Do you have a sound clip? I am just going back and forth now between the two. Also even if I purchase the h pipe, it will still give me speed gains over our stock pipes correct?


----------



## goatman22 (Sep 16, 2011)

I will see what I can do for
The sound clips and yes it sure will give gains over the stock setup. If I recall the stock setup is quite short of a decent x or h pipe. I have an 04 and when I removed my stock exhaust all I could do is drop my head about the quality of the exhaust no consist-ant diameter Throughout too many bends and creases ect. Anything will beat the stock system. Lol well little exaggerated but almost!


Sent from my Autoguide iPhone app


----------



## doubleb0924 (Mar 14, 2011)

goatman22 said:


> I will see what I can do for
> The sound clips and yes it sure will give gains over the stock setup.
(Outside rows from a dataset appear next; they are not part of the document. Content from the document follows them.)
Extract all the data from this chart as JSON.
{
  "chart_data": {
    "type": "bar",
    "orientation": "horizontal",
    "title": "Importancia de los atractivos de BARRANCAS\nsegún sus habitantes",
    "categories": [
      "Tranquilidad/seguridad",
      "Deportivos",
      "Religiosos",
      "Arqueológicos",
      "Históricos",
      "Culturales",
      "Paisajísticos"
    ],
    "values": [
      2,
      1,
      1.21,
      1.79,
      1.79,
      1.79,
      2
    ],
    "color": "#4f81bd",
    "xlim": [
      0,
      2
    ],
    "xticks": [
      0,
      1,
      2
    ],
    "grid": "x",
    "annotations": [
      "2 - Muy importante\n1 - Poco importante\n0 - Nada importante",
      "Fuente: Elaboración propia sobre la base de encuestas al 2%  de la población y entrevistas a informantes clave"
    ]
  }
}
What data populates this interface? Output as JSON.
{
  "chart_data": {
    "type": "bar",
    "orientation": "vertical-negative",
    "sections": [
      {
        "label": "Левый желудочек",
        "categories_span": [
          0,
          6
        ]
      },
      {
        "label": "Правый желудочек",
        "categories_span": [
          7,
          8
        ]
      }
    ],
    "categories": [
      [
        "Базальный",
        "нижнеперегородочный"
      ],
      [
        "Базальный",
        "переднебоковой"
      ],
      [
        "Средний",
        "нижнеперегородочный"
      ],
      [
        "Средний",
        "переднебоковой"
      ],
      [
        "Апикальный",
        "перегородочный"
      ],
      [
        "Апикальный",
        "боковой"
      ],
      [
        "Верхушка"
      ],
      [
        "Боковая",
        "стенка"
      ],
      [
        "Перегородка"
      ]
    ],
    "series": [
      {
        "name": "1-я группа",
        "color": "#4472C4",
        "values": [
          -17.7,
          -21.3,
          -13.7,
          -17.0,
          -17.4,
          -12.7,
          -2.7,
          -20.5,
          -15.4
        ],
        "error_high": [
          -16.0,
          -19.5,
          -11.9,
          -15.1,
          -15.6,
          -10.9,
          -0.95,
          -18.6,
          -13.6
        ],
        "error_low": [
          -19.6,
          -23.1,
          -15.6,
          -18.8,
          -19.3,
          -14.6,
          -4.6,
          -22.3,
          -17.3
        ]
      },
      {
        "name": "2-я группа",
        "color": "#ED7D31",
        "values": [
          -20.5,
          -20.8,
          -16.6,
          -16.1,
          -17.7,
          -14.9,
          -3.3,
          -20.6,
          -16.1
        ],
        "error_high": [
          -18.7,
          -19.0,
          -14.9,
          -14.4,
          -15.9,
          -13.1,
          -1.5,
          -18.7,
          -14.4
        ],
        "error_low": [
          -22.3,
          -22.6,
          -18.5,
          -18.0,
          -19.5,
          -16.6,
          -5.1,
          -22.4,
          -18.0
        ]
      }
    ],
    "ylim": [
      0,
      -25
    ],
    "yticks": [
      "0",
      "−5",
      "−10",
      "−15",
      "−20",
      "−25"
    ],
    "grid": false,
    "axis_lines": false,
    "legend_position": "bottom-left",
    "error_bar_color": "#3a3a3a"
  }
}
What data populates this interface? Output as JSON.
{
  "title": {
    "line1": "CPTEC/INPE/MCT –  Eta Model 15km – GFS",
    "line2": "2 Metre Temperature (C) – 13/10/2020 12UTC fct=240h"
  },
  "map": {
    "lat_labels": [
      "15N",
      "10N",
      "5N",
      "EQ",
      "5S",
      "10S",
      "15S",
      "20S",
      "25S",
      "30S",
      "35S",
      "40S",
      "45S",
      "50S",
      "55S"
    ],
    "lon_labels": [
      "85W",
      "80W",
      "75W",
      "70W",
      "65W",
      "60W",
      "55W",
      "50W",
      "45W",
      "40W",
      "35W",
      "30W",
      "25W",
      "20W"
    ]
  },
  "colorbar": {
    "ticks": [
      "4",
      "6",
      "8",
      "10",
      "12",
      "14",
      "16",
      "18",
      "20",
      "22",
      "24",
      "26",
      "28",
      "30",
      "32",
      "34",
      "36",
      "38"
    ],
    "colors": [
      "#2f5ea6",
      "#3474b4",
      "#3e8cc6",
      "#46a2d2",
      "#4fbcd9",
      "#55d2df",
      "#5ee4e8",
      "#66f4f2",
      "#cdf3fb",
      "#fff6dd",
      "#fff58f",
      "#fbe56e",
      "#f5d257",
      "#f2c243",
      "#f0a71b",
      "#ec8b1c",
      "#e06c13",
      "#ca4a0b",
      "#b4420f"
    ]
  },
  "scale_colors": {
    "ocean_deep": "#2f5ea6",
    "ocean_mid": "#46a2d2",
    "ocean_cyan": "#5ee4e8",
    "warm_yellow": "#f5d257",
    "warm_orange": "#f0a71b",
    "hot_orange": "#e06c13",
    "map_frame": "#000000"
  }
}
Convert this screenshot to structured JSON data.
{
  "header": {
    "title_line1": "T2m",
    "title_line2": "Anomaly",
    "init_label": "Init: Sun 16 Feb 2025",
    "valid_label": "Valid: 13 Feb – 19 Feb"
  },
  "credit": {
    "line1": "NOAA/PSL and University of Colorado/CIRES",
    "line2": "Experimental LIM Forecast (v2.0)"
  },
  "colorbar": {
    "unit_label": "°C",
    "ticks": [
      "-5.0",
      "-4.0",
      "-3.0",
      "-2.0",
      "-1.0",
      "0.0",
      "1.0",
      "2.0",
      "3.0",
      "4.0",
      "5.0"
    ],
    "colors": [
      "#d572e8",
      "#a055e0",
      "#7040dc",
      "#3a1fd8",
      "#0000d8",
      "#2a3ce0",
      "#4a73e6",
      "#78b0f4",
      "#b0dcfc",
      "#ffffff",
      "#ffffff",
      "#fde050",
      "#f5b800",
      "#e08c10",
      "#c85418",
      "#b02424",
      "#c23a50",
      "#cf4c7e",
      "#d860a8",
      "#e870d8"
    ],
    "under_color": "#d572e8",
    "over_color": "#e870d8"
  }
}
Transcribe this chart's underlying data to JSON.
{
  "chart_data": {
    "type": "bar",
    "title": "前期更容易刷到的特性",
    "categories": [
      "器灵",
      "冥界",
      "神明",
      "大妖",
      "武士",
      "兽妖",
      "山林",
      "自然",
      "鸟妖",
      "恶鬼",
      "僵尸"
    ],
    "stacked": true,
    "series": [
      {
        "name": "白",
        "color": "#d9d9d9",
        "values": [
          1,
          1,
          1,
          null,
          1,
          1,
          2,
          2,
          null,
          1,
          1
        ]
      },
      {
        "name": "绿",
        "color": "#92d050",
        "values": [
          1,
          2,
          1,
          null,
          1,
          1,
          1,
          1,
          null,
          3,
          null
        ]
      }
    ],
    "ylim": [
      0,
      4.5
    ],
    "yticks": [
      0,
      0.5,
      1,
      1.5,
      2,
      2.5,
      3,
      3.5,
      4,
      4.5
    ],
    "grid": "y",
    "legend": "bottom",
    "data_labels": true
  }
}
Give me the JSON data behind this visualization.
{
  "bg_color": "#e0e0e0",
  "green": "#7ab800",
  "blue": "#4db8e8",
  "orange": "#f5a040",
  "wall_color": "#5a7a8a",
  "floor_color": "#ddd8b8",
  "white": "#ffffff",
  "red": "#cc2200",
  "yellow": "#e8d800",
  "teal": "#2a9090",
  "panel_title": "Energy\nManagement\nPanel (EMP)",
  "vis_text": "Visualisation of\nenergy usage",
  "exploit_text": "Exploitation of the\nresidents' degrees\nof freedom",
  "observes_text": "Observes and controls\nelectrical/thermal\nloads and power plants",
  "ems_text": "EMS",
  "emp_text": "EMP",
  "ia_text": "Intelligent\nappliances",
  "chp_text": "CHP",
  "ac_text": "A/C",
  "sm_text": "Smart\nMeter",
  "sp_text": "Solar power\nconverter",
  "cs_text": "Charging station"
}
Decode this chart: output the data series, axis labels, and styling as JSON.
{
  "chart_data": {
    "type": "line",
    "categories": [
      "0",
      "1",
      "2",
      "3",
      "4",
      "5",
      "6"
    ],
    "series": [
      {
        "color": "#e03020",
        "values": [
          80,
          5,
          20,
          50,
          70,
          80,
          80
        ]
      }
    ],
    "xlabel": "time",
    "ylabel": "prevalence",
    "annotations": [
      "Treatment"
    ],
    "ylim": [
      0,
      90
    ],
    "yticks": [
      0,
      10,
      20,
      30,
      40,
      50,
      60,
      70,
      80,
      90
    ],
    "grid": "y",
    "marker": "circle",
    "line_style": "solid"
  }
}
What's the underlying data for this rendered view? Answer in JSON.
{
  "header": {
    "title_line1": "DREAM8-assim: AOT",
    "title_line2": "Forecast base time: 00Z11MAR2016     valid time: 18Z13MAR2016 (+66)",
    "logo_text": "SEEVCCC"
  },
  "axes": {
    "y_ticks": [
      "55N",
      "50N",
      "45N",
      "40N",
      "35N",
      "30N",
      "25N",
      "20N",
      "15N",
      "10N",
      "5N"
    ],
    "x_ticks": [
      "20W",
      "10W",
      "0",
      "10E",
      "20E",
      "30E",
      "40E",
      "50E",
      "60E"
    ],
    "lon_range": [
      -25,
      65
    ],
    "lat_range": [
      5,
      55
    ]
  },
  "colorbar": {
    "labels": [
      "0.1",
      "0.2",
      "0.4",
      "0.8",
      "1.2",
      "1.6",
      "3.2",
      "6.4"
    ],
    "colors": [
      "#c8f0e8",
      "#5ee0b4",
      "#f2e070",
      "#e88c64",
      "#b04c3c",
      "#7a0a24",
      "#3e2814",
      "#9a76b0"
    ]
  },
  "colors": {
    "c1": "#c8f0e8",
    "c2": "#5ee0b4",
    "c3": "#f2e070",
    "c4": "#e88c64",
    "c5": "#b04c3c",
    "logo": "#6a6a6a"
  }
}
If I recall the stock setup is quite short of a decent x or h pipe. I have an 04 and when I removed my stock exhaust all I could do is drop my head about the quality of the exhaust no consist-ant diameter Throughout too many bends and creases ect. Anything will beat the stock system. Lol well little exaggerated but almost!
> 
> 
> Sent from my Autoguide iPhone app


Thanks alot for your response! I think I am just going to go ahead and get the spintech super pro streets catback in the 2004 position with an h pipe.


----------



## goatman22 (Sep 16, 2011)

It is not a bad exhaust I am running it but on the dual set up! Sometimes I wish I would have kept the o4 style tho it was unique. 


Sent from my Autoguide iPhone app


----------



## svede1212 (Nov 1, 2005)

The crimps and such do not really affect power near stock HP levels if at all. What bends and crimps there are are all near the end of the exhaust where diameters can comfortably get smaller due to the cooling and condensing of the gases compared to the beginning of the system. Ideally a long system like on a street car should be large in the beginning and smaller near the end as a lot of heat is lost from beginning to end.


----------



## goatman22 (Sep 16, 2011)

svede1212 thanks for the information! 
and double let me know what you do!


----------



## doubleb0924 (Mar 14, 2011)

I am going with the Spintech super pro streets catback with the h pipe in place of the resonators. It will be installed not this Saturday but the next. I will post an audio clip of idle and WOT to share with everyone.


----------



## goatman22 (Sep 16, 2011)

Awesome sir. Hope you enjoy it!


Sent from my Autoguide iPhone app


----------